Bereits jetzt würden aus dem Etat des Jugendgemeinderats 700 Euro für das Feuerholz bezahlt. Die Idee, ein Schild aufzustellen, das Besucher darauf hinweist, eigenes Feuerholz mitzubringen, sollte der Vorrat der Stadt erschöpft sein, fand keine Mehrheit im JGR.
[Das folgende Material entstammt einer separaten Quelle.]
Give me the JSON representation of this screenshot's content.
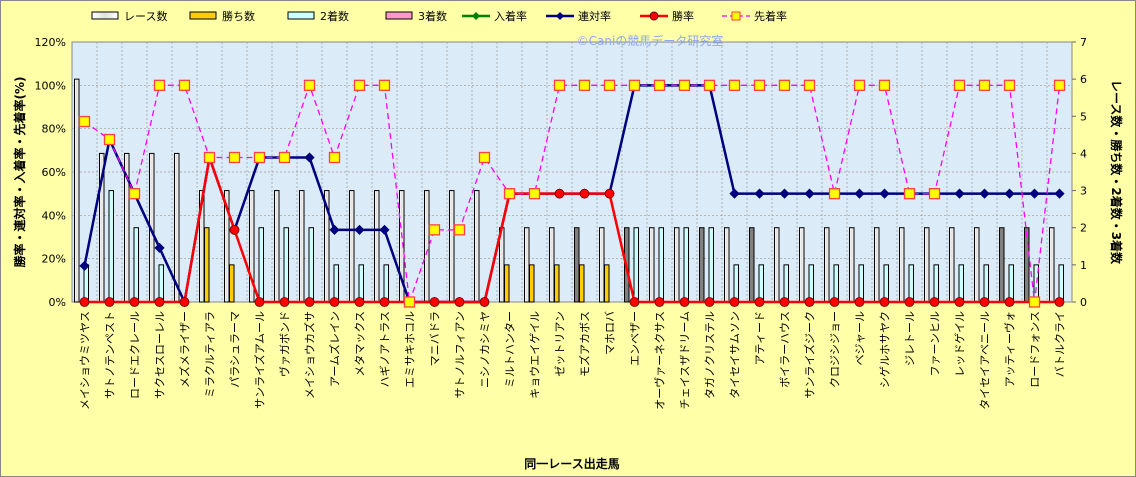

Mehr Totholz soll Probleme lösen

Besser gefiel den Jugendlichen die Idee, beim Forstamt nachzufragen, ob zusätzlich Totholz zur Verfügung gestellt werden könne. Eventuell könnten zwei Aufbewahrungsstellen geschaffen werden, schlug Paula Kempter vor. Eine für hochwertiges Holz zum Grillen und eine für Totholz zum Verfeuern.

Ein Wettkampf für Sprayer

Was die besprühte Rückwand angeht, schwebt dem Jugendgemeinderat vor, daraus ein Kunstprojekt zu machen. „Man könnte einen Sprayer-Wettbewerb veranstalten“, schlug Schoepke vor. Er habe Kontakt zu Jugendlichen, die unter der Schänzle-Brücke in Konstanz sprayen. Dort sei das erlaubt.

Auf Anraten von Eva-Maria Beller wollen die Jugendlichen diese Möglichkeit mit der Abteilung Landschaft und Gewässer abklären. Das Ganze habe noch etwas Zeit, meinte Anneli Biewald vom Café Connect. Vor März könne man nicht starten. Bis dahin seien die Temperaturen zu niedrig. Im Sommer hat sie im Rahmen des Jugend-Ferienprogramms einen Workshop fürs Graffiti-Sprayen organisiert.

Sprühdosen kosten viel Geld

Was die Finanzen betrifft, meint sie: „Das Teuerste am Sprayen sind die Sprühdosen. Für ein ansprechendes Motiv braucht man mehrere Farben. Da kommt man leicht auf 500 bis 600 Euro.“

Zunächst wollen die Jugendgemeinderäte sich nun bei der Stadt und dem Forstamt erkundigen, ob ihre Ideen zu realisieren sind. Sollte nichts davon möglich sein, kommt noch das Schild in Frage.